POST /x-manufacturer/exclusive/keepalive
Unless there is no currently active session or stated otherwise, a client MUST use a previously acquired bearer token to access NMOS RestAPIs that may change the state of a Node. The Authorization
header MUST be used along with a token of the form "Bearer " where is the token as a base64 string obtained from the acquire endpoint. Nodes MAY be used without reservation if there is no currently active session.
An Unauthorized
status is returned if a) the session associated with a bearer token is expired or b) if a bearer token is not used and there is an alive session, and the verb is one of PUT, POST, PATCH, DELETE and the operation may change the state of the Node.

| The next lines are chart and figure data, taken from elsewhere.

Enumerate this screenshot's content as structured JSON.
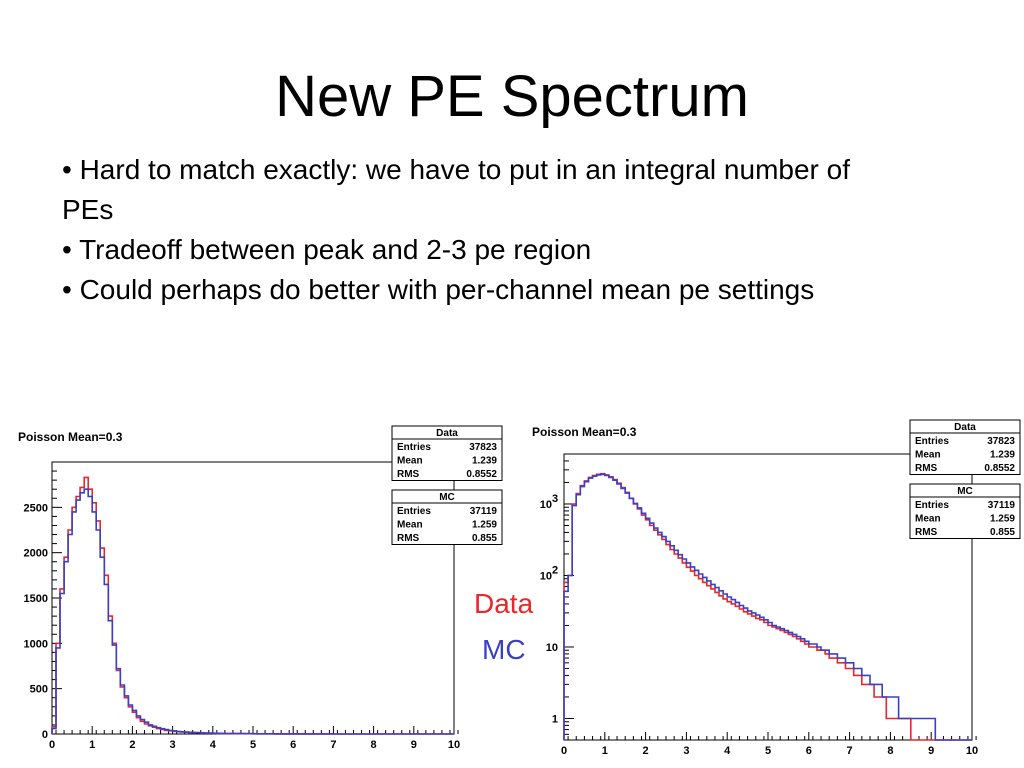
{
  "slide": {
    "title": "New PE Spectrum",
    "bullets": [
      "• Hard to match exactly: we have to put in an integral number of PEs",
      "• Tradeoff between peak and 2-3 pe region",
      "• Could perhaps do better with per-channel mean pe settings"
    ]
  },
  "legend": {
    "data_label": "Data",
    "mc_label": "MC",
    "data_color": "#e8262b",
    "mc_color": "#3a3fc7"
  },
  "chart_data": [
    {
      "type": "line",
      "title": "Poisson Mean=0.3",
      "xlabel": "",
      "ylabel": "",
      "xlim": [
        0,
        10
      ],
      "ylim": [
        0,
        3000
      ],
      "x_ticks": [
        0,
        1,
        2,
        3,
        4,
        5,
        6,
        7,
        8,
        9,
        10
      ],
      "y_ticks": [
        0,
        500,
        1000,
        1500,
        2000,
        2500
      ],
      "bin_width": 0.1,
      "series": [
        {
          "name": "Data",
          "color": "#e8262b",
          "values": [
            80,
            1000,
            1600,
            1950,
            2250,
            2500,
            2620,
            2720,
            2830,
            2700,
            2550,
            2350,
            2050,
            1750,
            1300,
            1000,
            700,
            520,
            400,
            300,
            240,
            180,
            140,
            110,
            90,
            75,
            60,
            50,
            40,
            35,
            30,
            25,
            22,
            20,
            18,
            16,
            14,
            12,
            10,
            9,
            8,
            7,
            6,
            5,
            5,
            4,
            4,
            3,
            3,
            3,
            2,
            2,
            2,
            2,
            2,
            1,
            1,
            1,
            1,
            1,
            1,
            1,
            1,
            1,
            1,
            1,
            1,
            1,
            1,
            1,
            0,
            0,
            0,
            0,
            0,
            0,
            0,
            0,
            0,
            0,
            0,
            0,
            0,
            0,
            0,
            0,
            0,
            0,
            0,
            0,
            0,
            0,
            0,
            0,
            0,
            0,
            0,
            0,
            0,
            0
          ]
        },
        {
          "name": "MC",
          "color": "#3a3fc7",
          "values": [
            60,
            950,
            1550,
            1900,
            2200,
            2450,
            2580,
            2660,
            2700,
            2620,
            2450,
            2250,
            1950,
            1650,
            1250,
            980,
            720,
            540,
            420,
            320,
            260,
            200,
            160,
            130,
            100,
            85,
            70,
            58,
            48,
            40,
            34,
            28,
            24,
            21,
            18,
            16,
            14,
            12,
            11,
            10,
            9,
            8,
            7,
            6,
            5,
            5,
            4,
            4,
            3,
            3,
            3,
            2,
            2,
            2,
            2,
            2,
            1,
            1,
            1,
            1,
            1,
            1,
            1,
            1,
            1,
            1,
            1,
            1,
            1,
            1,
            0,
            0,
            0,
            0,
            0,
            0,
            0,
            0,
            0,
            0,
            0,
            0,
            0,
            0,
            0,
            0,
            0,
            0,
            0,
            0,
            0,
            0,
            0,
            0,
            0,
            0,
            0,
            0,
            0,
            0
          ]
        }
      ],
      "stats": [
        {
          "title": "Data",
          "rows": [
            [
              "Entries",
              "37823"
            ],
            [
              "Mean",
              "1.239"
            ],
            [
              "RMS",
              "0.8552"
            ]
          ]
        },
        {
          "title": "MC",
          "rows": [
            [
              "Entries",
              "37119"
            ],
            [
              "Mean",
              "1.259"
            ],
            [
              "RMS",
              "0.855"
            ]
          ]
        }
      ]
    },
    {
      "type": "line",
      "title": "Poisson Mean=0.3",
      "xlabel": "",
      "ylabel": "",
      "xlim": [
        0,
        10
      ],
      "ylim": [
        0.5,
        5000
      ],
      "y_scale": "log",
      "x_ticks": [
        0,
        1,
        2,
        3,
        4,
        5,
        6,
        7,
        8,
        9,
        10
      ],
      "y_ticks": [
        {
          "value": 1,
          "label": "1"
        },
        {
          "value": 10,
          "label": "10"
        },
        {
          "value": 100,
          "label": "10",
          "exp": "2"
        },
        {
          "value": 1000,
          "label": "10",
          "exp": "3"
        }
      ],
      "bin_width": 0.1,
      "series": [
        {
          "name": "Data",
          "color": "#e8262b",
          "values": [
            80,
            100,
            1000,
            1400,
            1800,
            2100,
            2350,
            2500,
            2600,
            2650,
            2550,
            2400,
            2200,
            1950,
            1700,
            1450,
            1200,
            1000,
            850,
            700,
            600,
            500,
            430,
            370,
            320,
            270,
            230,
            200,
            175,
            150,
            130,
            115,
            100,
            90,
            80,
            72,
            65,
            58,
            52,
            47,
            43,
            40,
            37,
            34,
            31,
            29,
            27,
            25,
            24,
            22,
            20,
            19,
            18,
            17,
            16,
            15,
            14,
            13,
            12,
            11,
            10,
            10,
            9,
            9,
            8,
            7,
            7,
            6,
            6,
            5,
            5,
            4,
            4,
            3,
            3,
            3,
            2,
            2,
            2,
            1,
            1,
            1,
            1,
            1,
            1,
            0,
            0,
            0,
            0,
            0,
            0,
            0,
            0,
            0,
            0,
            0,
            0,
            0,
            0,
            0
          ]
        },
        {
          "name": "MC",
          "color": "#3a3fc7",
          "values": [
            60,
            100,
            950,
            1350,
            1750,
            2050,
            2300,
            2450,
            2550,
            2600,
            2500,
            2350,
            2150,
            1900,
            1650,
            1420,
            1200,
            1020,
            880,
            740,
            630,
            540,
            460,
            400,
            350,
            300,
            260,
            225,
            195,
            170,
            150,
            132,
            118,
            105,
            94,
            84,
            75,
            68,
            61,
            55,
            50,
            46,
            42,
            38,
            35,
            32,
            30,
            28,
            26,
            24,
            22,
            20,
            19,
            18,
            17,
            16,
            15,
            14,
            13,
            12,
            11,
            11,
            10,
            9,
            9,
            8,
            8,
            7,
            7,
            6,
            6,
            5,
            5,
            4,
            4,
            3,
            3,
            3,
            2,
            2,
            2,
            2,
            1,
            1,
            1,
            1,
            1,
            1,
            1,
            1,
            1,
            0,
            0,
            0,
            0,
            0,
            0,
            0,
            0,
            0
          ]
        }
      ],
      "stats": [
        {
          "title": "Data",
          "rows": [
            [
              "Entries",
              "37823"
            ],
            [
              "Mean",
              "1.239"
            ],
            [
              "RMS",
              "0.8552"
            ]
          ]
        },
        {
          "title": "MC",
          "rows": [
            [
              "Entries",
              "37119"
            ],
            [
              "Mean",
              "1.259"
            ],
            [
              "RMS",
              "0.855"
            ]
          ]
        }
      ]
    }
  ]
}
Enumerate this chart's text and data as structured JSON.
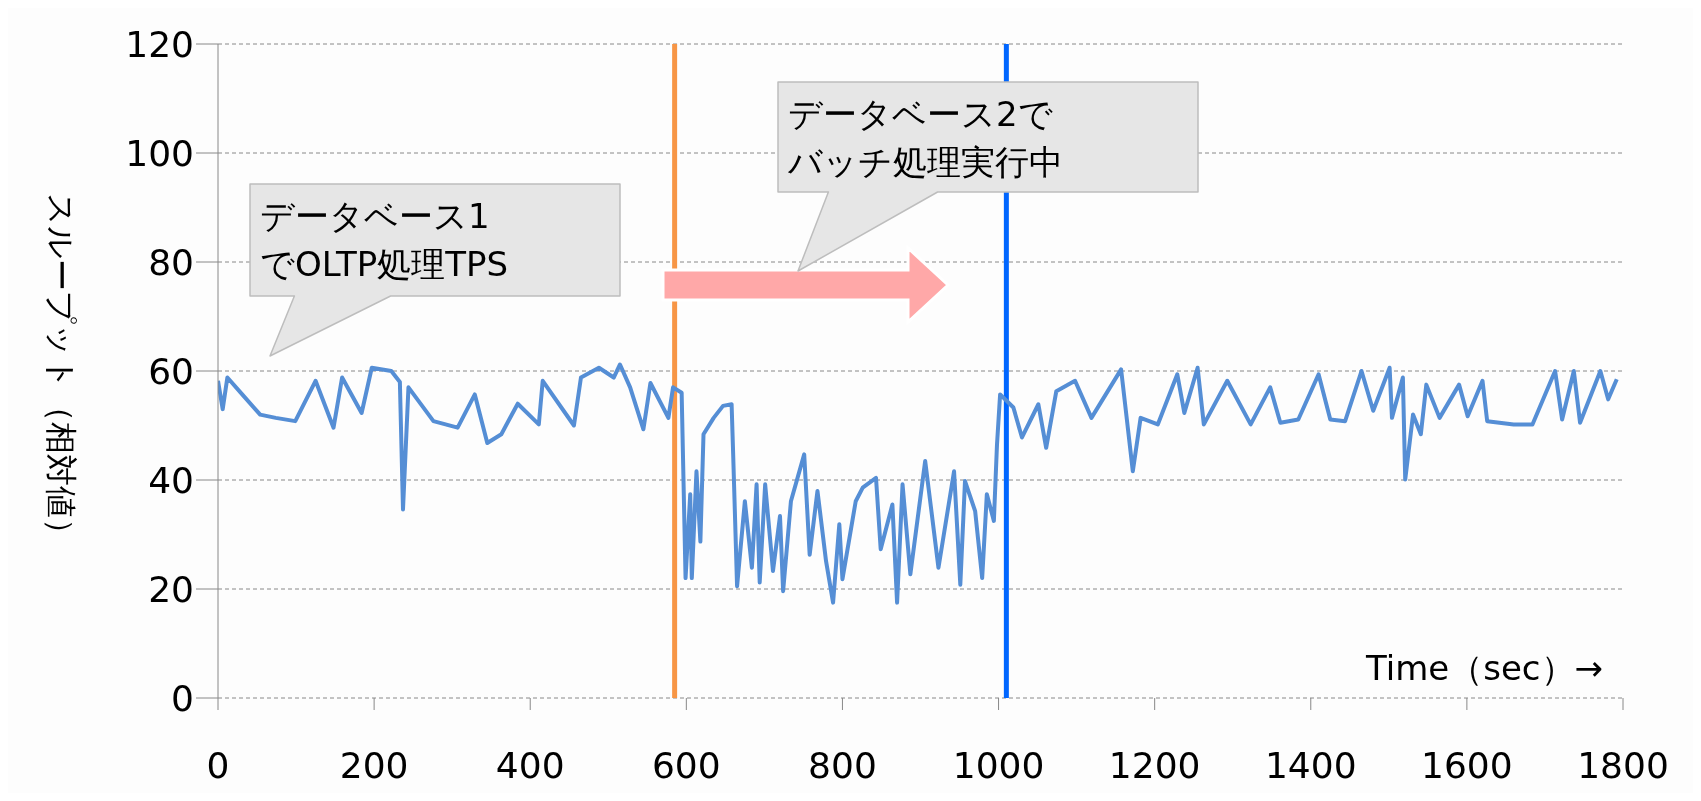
{
  "chart_data": {
    "type": "line",
    "xlabel": "Time（sec）→",
    "ylabel": "スループット（相対値）",
    "annotations": [
      "データベース1でOLTP処理TPS",
      "データベース2でバッチ処理実行中"
    ],
    "xlim": [
      0,
      1800
    ],
    "xticks": [
      0,
      200,
      400,
      600,
      800,
      1000,
      1200,
      1400,
      1600,
      1800
    ],
    "ylim": [
      0,
      120
    ],
    "yticks": [
      0,
      20,
      40,
      60,
      80,
      100,
      120
    ],
    "grid": "y",
    "marker": "none",
    "line_style": "solid",
    "ref_lines": [
      {
        "axis": "x",
        "value": 585,
        "color": "#f79646"
      },
      {
        "axis": "x",
        "value": 1010,
        "color": "#0066ff"
      }
    ],
    "series": [
      {
        "color": "#558ed5",
        "x": [
          0,
          6,
          12,
          31,
          54,
          74,
          99,
          125,
          148,
          159,
          184,
          197,
          222,
          233,
          237,
          244,
          276,
          307,
          329,
          345,
          363,
          384,
          411,
          416,
          456,
          465,
          488,
          507,
          515,
          528,
          545,
          554,
          577,
          583,
          594,
          599,
          605,
          607,
          613,
          618,
          622,
          635,
          647,
          658,
          660,
          665,
          675,
          684,
          690,
          694,
          701,
          711,
          720,
          724,
          734,
          751,
          758,
          768,
          779,
          788,
          796,
          800,
          817,
          826,
          843,
          849,
          864,
          870,
          877,
          887,
          906,
          923,
          943,
          951,
          957,
          970,
          979,
          985,
          994,
          998,
          1002,
          1019,
          1030,
          1051,
          1061,
          1074,
          1098,
          1119,
          1157,
          1172,
          1182,
          1204,
          1229,
          1238,
          1255,
          1263,
          1293,
          1323,
          1348,
          1361,
          1384,
          1410,
          1425,
          1444,
          1465,
          1480,
          1501,
          1504,
          1518,
          1521,
          1531,
          1541,
          1548,
          1565,
          1590,
          1601,
          1620,
          1626,
          1660,
          1684,
          1713,
          1722,
          1737,
          1745,
          1771,
          1781,
          1792
        ],
        "values": [
          58.2,
          53,
          58.8,
          55.7,
          52,
          51.4,
          50.8,
          58.2,
          49.6,
          58.8,
          52.3,
          60.6,
          60,
          58,
          34.6,
          57,
          50.8,
          49.6,
          55.7,
          46.8,
          48.4,
          54,
          50.2,
          58.2,
          50,
          58.8,
          60.6,
          58.8,
          61.2,
          57,
          49.3,
          57.8,
          51.4,
          57,
          56,
          22,
          37.4,
          22,
          41.6,
          28.7,
          48.4,
          51.4,
          53.6,
          53.9,
          44.7,
          20.5,
          36.1,
          23.9,
          39.2,
          21.2,
          39.2,
          23.3,
          33.4,
          19.6,
          36.1,
          44.7,
          26.3,
          38,
          25.1,
          17.5,
          31.9,
          21.8,
          36.1,
          38.6,
          40.4,
          27.3,
          35.5,
          17.5,
          39.2,
          22.7,
          43.5,
          23.9,
          41.6,
          20.8,
          39.8,
          34.3,
          22,
          37.4,
          32.5,
          46.5,
          55.7,
          53.3,
          47.8,
          53.9,
          45.9,
          56.3,
          58.2,
          51.4,
          60.3,
          41.6,
          51.4,
          50.2,
          59.4,
          52.3,
          60.6,
          50.2,
          58.2,
          50.2,
          57,
          50.5,
          51.1,
          59.4,
          51.1,
          50.8,
          60,
          52.7,
          60.6,
          51.4,
          58.8,
          40.1,
          52,
          48.4,
          57.5,
          51.4,
          57.5,
          51.7,
          58.2,
          50.8,
          50.2,
          50.2,
          60,
          51.1,
          60,
          50.5,
          60,
          54.8,
          58.5
        ]
      }
    ]
  }
}
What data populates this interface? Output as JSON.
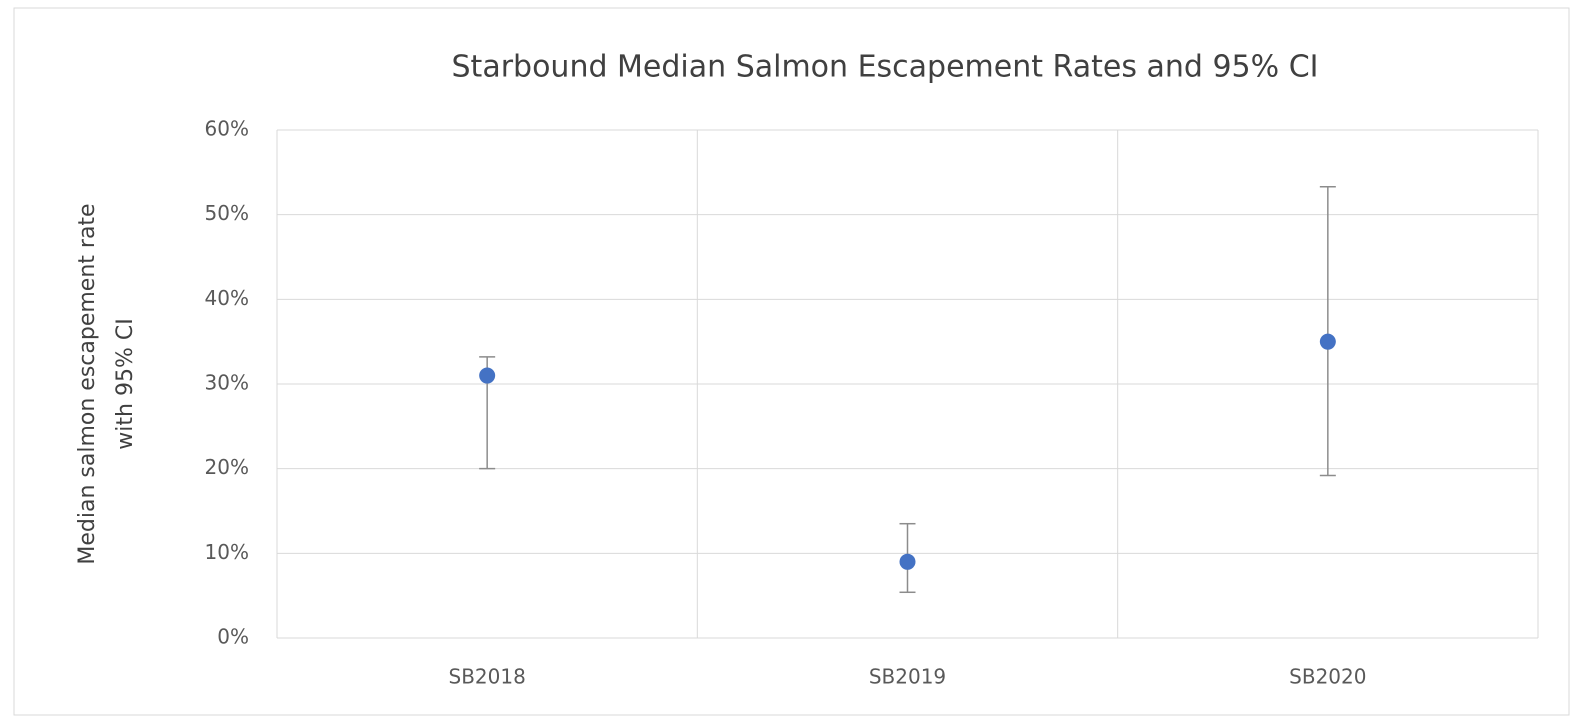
{
  "chart_data": {
    "type": "scatter",
    "title": "Starbound Median Salmon Escapement Rates and 95% CI",
    "y_label": [
      "Median salmon escapement rate",
      "with 95% CI"
    ],
    "categories": [
      "SB2018",
      "SB2019",
      "SB2020"
    ],
    "values": [
      31,
      9,
      35
    ],
    "ci_low": [
      20,
      5.4,
      19.2
    ],
    "ci_high": [
      33.2,
      13.5,
      53.3
    ],
    "color": "#4472c4",
    "error_color": "#8c8c8c",
    "ylim": [
      0,
      60
    ],
    "yticks": [
      {
        "value": 0,
        "label": "0%"
      },
      {
        "value": 10,
        "label": "10%"
      },
      {
        "value": 20,
        "label": "20%"
      },
      {
        "value": 30,
        "label": "30%"
      },
      {
        "value": 40,
        "label": "40%"
      },
      {
        "value": 50,
        "label": "50%"
      },
      {
        "value": 60,
        "label": "60%"
      }
    ],
    "grid": true
  }
}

Nodes reservation SHOULD be used in environments where multiple Controllers and/or entities compete for using the Nodes. The Node's exclusivity extend to the exclusive privacy of the streaming. Knowledge of the PEP Pre-Shared Key (PSK) and all the related parameters is not enough for accessing the content. The session exclusive key used in the privacy key derivation process ensures that only the owner of the exclusive session having knowledge of the session exclusive key can access the content, providing further privacy in 1-to-N scenarios (note: peer-to-peer ECDH provides a similar exclusivity in a 1-to-1 scenario).
If an entity in possession of a exclusive session token lost track of the renewal and keep-alive schedules it SHOULD first attempt to KeepAlive its token and if successful it SHOULD then attempt to renew the token. If the renewal returns a TooEarly
status, the token SHOULD be considered to be still valid for at least half of its 'Session Lifetime'.